Nicht jeder kann in seinem Homeoffice einen vorkonfigurierten PC aus der IT-Abteilung der Firma nutzen oder hat Lust, sein Wohnzimmer mit einer nachttischgroßen Blechkiste zu verunstalten. Mini-PCs sind daher beliebt fürs Small Office oder Homeoffice, kurz SOHO. Aktuelle Modelle mit leistungsstarkem Ryzen-4000- oder Intel Core-i-10000-Prozessor und schneller SSD können alles, was man im typischen Homeoffice benötigt. Da sie Hardwarekomponenten aus dem Notebook-Sektor verwenden, arbeiten sie sparsam. Wer Rechner für Dauervolllast sucht, ist aber nur mit wenigen Modellen gut bedient. Die Kleinrechner haben schnelles WLAN und kabelgebundene Netzwerkschnittstellen mit bis zu 2,5 GBit/s und verschwinden auf Wunsch an der VESA-Halterung hinter dem hochauflösenden Office-Display oder dem 4K-Fernseher. Dort angeschlossen, übernehmen sie, ausgestattet mit zusätzlichem SSD- oder Festplattenspeicher, auch die Rolle der Medienzentrale. Dank ihrer Hardware-Decoder für moderne Streaming-Video-Formate wie H.265/HEVC sind sie dabei effizient und leise.
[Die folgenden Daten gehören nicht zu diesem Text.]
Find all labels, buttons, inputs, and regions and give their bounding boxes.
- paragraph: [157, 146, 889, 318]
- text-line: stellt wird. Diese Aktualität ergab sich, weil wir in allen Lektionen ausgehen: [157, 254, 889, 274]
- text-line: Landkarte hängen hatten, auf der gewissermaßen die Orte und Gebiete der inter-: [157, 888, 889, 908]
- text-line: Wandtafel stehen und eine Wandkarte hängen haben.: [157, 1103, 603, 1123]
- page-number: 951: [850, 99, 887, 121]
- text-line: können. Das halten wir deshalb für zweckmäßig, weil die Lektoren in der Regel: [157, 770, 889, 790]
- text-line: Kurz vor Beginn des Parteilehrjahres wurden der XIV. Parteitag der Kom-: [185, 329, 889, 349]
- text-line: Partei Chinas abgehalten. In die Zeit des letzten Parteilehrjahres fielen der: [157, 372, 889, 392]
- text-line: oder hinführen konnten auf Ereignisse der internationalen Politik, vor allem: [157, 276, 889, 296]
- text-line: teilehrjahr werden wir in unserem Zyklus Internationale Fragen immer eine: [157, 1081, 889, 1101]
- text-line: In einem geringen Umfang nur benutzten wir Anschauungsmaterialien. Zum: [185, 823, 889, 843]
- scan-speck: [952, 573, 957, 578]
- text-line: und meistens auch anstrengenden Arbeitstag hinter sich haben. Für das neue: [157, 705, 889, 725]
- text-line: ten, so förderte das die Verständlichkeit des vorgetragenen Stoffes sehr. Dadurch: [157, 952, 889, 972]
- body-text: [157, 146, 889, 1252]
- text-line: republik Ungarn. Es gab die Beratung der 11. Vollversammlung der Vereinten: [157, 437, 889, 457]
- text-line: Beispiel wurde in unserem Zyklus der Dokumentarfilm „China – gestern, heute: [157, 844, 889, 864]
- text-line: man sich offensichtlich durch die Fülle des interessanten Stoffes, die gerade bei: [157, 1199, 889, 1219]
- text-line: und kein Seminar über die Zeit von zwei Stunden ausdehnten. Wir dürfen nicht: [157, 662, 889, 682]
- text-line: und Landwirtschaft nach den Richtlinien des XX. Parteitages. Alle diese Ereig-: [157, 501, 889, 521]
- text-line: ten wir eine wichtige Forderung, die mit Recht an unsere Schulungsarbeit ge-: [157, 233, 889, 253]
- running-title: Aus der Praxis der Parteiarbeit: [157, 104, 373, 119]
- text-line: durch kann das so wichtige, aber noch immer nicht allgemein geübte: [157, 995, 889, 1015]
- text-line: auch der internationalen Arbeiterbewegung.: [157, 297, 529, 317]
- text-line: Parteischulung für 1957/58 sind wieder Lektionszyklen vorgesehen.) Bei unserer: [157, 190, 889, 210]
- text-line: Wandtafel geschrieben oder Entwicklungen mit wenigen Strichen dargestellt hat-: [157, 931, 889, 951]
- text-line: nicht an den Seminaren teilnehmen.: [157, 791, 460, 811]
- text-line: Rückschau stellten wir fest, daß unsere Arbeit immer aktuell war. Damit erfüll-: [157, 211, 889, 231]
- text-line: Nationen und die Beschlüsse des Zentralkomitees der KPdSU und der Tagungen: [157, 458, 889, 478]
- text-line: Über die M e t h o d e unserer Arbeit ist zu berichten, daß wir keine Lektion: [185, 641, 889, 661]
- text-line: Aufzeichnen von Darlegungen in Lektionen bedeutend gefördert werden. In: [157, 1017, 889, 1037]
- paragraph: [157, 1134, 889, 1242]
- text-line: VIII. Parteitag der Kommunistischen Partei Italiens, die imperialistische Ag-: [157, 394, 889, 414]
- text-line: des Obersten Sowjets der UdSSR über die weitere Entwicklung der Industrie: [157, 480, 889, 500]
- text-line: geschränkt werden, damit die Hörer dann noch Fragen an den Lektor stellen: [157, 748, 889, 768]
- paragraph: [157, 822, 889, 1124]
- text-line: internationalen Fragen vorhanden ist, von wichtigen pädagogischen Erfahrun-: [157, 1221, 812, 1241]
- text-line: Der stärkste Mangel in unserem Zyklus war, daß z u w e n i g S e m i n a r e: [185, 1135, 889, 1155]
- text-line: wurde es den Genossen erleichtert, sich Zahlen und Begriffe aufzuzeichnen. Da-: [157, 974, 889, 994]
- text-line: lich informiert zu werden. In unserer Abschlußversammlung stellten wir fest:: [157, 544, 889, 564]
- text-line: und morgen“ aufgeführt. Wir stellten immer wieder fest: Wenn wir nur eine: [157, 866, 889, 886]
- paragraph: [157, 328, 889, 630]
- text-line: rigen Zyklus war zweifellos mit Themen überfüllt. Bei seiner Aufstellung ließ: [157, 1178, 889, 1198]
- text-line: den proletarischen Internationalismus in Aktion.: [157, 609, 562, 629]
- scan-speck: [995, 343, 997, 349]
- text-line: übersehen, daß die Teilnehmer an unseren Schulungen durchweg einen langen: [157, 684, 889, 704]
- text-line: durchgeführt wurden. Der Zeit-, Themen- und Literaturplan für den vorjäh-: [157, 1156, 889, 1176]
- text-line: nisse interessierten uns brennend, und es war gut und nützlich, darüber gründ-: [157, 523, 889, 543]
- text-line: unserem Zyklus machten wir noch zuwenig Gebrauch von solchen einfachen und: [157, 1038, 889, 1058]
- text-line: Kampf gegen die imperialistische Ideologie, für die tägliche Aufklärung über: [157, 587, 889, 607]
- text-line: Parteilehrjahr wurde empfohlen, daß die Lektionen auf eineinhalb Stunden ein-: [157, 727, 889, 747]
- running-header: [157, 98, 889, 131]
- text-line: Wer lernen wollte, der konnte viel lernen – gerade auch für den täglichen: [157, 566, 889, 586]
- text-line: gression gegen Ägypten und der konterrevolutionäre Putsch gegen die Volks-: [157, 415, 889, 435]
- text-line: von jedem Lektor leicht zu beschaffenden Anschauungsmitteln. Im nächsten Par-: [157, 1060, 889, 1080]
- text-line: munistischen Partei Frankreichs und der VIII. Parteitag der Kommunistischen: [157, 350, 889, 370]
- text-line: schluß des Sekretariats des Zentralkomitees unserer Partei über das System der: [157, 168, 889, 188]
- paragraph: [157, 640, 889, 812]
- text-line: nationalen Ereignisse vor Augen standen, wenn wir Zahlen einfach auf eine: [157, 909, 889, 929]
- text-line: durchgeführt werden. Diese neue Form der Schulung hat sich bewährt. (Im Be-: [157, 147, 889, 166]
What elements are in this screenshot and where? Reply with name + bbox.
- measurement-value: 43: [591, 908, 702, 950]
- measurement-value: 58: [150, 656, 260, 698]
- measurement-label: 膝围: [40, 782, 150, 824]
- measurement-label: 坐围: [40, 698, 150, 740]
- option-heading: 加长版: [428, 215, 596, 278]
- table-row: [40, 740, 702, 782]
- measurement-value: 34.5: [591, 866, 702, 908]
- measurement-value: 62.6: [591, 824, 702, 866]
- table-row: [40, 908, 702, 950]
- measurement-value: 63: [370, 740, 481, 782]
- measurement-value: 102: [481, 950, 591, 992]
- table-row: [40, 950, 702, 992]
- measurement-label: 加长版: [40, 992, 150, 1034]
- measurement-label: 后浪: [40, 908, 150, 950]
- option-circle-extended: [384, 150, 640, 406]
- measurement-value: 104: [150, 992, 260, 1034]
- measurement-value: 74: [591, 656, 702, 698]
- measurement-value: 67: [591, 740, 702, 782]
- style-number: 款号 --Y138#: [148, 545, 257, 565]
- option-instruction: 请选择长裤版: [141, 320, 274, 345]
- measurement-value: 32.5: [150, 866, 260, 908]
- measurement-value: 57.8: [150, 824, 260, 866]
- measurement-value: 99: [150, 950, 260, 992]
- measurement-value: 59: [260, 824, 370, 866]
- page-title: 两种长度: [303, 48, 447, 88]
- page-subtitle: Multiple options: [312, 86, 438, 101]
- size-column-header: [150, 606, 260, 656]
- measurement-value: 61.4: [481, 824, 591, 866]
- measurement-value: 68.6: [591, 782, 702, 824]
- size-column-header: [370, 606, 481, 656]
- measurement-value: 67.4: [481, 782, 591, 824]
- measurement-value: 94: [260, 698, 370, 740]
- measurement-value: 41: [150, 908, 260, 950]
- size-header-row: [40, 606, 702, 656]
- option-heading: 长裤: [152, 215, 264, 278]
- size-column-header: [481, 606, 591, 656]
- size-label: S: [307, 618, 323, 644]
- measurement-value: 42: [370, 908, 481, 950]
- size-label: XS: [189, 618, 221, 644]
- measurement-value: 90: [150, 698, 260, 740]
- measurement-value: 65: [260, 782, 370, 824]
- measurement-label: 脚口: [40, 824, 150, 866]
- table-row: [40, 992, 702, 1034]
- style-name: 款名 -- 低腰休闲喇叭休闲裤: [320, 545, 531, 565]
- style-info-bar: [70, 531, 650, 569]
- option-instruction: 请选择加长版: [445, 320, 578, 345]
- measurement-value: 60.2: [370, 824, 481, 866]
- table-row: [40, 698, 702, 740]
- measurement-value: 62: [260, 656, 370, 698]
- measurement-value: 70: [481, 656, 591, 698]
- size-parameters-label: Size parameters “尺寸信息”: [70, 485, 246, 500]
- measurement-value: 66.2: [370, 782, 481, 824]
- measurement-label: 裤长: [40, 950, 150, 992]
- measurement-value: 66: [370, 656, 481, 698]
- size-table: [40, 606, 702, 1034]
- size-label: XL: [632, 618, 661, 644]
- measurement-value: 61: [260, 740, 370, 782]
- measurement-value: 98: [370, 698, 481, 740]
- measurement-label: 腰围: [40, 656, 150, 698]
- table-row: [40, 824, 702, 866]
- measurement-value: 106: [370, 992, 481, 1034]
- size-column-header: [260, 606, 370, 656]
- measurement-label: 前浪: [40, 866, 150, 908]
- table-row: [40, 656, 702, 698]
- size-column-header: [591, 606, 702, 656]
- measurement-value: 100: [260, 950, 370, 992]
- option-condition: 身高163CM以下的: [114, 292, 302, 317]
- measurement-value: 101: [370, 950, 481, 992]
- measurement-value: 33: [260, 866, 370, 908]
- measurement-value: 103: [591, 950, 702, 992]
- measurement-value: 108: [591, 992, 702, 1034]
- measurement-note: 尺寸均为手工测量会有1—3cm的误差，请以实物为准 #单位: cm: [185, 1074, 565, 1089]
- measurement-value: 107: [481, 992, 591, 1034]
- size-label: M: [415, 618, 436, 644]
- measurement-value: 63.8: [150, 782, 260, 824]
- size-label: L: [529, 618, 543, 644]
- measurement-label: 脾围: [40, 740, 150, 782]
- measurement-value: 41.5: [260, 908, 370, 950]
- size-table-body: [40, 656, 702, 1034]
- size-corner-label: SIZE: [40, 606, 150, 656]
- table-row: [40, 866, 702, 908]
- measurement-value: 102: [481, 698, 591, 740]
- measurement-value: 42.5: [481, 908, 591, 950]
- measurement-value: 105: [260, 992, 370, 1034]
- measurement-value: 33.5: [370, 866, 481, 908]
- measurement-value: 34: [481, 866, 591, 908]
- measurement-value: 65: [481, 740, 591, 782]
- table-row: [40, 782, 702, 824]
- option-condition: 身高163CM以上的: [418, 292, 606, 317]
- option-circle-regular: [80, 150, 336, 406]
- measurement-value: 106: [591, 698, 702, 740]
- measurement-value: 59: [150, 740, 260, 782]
Wir haben uns vier dieser Mini-PCs ins Testlabor geholt. Sie sollten mindestens über vier physische CPU-Kerne und Hyper-Threading/SMT verfügen sowie 4K-Bildschirme mit ergonomischen 60 Hertz ansteuern können. Aktuelle WLAN-Unterstützung sowie schnelle USB-Schnittstellen mit mindestens 5 GBit/s auch vom Typ-C setzten wir ebenfalls voraus.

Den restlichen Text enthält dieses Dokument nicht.